Methods: This retrospective study included LACC patients treated with either neoadjuvant chemoradiotherapy followed by surgery (N-CTRT) or exclusive concurrent chemoradiotherapy (E-CTRT). Treatment response was assessed histologically in N-CTRT and by MRI or PET/CT at 3–6 months in E-CTRT. Responders had microscopic or no residual disease after N-CTRT or complete response on imaging after E-CTRT; all others were non-responders. Pre-treatment ultrasound images were manually contoured, and radiomic features were extracted from the tumor regions. The dataset was split into training (75%) and validation (25%) sets. Feature selection and model training were performed using various algorithms. Two models were developed: a radiomic-only model and a radiomic-clinical-ultrasound model integrating radiomic, clinical, and ultrasound variables. Performance was evaluated by the area under the receiver operating characteristic curve (AUC-ROC).
Results: Among 222 patients, 157 were responders and 65 non-responders. Of 74 extracted radiomic features, Recursive Feature Elimination (RFE) identified two key variables (F_szm.sze and F_szm.zsnu.norm) used to build the radiomic-only model. For clinical and ultrasound variables, the mRMR (Maximum Relevance Minimum Redundancy) algorithm identified lymph node involvement (detected by ultrasound, MRI, or PET/CT) and maximum tumor diameter measured on ultrasound as the most relevant predictors. Both models were trained using the CatBoost classifier.
The radiomic-only model achieved an AUC of 0.80 (95% CI 0.72–0.86) in the training set and 0.69 (95% CI 0.54–0.85) in the validation set, with corresponding sensitivities of 0.86 (95% CI 0.76-0.96) and 0.75 (95% IC 0.54-0.96) and specificity of 0.59 (95% CI 0.50-0.68) and 0.53 (95% CI 0.37-0.68) at its best cutoff (23% malignancy risk based on Youden’s index).
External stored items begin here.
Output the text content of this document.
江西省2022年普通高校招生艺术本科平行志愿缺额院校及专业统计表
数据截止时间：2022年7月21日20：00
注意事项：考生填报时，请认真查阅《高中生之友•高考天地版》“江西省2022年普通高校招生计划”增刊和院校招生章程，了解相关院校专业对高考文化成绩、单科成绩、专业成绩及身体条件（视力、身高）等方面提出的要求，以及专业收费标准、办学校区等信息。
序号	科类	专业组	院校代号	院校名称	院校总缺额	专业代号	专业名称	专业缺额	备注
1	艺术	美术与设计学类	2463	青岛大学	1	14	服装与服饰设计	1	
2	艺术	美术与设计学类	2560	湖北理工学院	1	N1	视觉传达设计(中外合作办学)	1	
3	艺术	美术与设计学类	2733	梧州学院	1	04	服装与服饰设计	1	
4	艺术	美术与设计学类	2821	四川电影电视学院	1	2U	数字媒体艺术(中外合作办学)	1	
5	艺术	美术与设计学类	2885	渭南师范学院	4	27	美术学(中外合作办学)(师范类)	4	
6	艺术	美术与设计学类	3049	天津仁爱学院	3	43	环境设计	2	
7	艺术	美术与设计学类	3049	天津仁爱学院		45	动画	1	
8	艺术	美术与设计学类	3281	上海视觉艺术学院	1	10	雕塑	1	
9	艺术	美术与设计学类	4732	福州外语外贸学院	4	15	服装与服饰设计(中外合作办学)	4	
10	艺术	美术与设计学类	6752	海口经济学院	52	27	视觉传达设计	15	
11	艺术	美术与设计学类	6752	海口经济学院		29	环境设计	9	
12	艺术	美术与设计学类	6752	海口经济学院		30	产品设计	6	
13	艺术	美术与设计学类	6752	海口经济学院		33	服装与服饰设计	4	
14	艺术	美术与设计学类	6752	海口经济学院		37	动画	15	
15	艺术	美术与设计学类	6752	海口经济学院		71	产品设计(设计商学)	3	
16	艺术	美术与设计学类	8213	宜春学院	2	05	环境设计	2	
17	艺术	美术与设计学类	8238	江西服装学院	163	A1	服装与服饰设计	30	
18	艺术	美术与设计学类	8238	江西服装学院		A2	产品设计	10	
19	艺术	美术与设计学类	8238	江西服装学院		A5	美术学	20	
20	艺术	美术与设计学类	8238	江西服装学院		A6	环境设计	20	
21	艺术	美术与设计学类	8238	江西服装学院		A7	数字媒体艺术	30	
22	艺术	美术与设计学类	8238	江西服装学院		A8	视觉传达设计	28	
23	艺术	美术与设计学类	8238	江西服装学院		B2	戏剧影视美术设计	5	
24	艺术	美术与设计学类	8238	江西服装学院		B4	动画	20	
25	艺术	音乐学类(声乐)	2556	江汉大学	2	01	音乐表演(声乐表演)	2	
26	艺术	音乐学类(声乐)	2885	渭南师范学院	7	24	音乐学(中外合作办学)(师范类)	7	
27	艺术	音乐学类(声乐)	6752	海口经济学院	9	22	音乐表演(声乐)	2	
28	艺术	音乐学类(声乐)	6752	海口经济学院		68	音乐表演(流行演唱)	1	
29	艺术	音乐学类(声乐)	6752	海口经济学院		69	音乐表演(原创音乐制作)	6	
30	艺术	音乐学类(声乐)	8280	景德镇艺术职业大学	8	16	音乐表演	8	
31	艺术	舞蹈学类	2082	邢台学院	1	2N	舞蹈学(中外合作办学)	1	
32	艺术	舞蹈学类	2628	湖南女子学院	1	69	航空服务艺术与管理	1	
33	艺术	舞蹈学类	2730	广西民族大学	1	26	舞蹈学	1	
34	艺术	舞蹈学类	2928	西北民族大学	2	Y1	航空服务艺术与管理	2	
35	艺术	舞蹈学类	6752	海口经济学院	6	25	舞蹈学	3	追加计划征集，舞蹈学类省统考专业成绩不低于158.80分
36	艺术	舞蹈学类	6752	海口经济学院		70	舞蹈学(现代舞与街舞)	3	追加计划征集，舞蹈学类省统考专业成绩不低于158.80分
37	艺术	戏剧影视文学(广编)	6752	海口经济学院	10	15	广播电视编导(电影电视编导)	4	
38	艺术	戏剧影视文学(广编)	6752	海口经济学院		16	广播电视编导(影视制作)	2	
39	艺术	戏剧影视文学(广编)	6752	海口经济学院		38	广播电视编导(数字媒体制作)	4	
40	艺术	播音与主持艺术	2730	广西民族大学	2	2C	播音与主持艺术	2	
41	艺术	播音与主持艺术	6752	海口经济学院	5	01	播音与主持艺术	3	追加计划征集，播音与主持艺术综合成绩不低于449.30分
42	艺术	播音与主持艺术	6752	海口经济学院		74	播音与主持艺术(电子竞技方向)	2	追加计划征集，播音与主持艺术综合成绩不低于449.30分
The radiomic-clinical-ultrasound model achieved an AUC of 0.87 (95% CI, 0.81–0.92) in the training set and 0.81 (95% CI, 0.67–0.92) in the validation set, with corresponding sensitivities of 0.80 (95% CI, 0.68–0.91) and 0.75 (95% CI, 0.54–0.96), and specificities of 0.79 (95% CI, 0.71–0.86) and 0.68 (95% CI, 0.53–0.82) at the optimal cutoff (28% malignancy risk based on Youden’s index).
Conclusion: Although our models demonstrated moderate performance, we believe this remains a promising area of research, as no highly accurate tool currently exists for assessing tumor response in patients with LACC. Larger, multicenter, and prospective studies on patients with homogenous treatment strategy and outcome are essential to further explore the potential of radiomics in this field.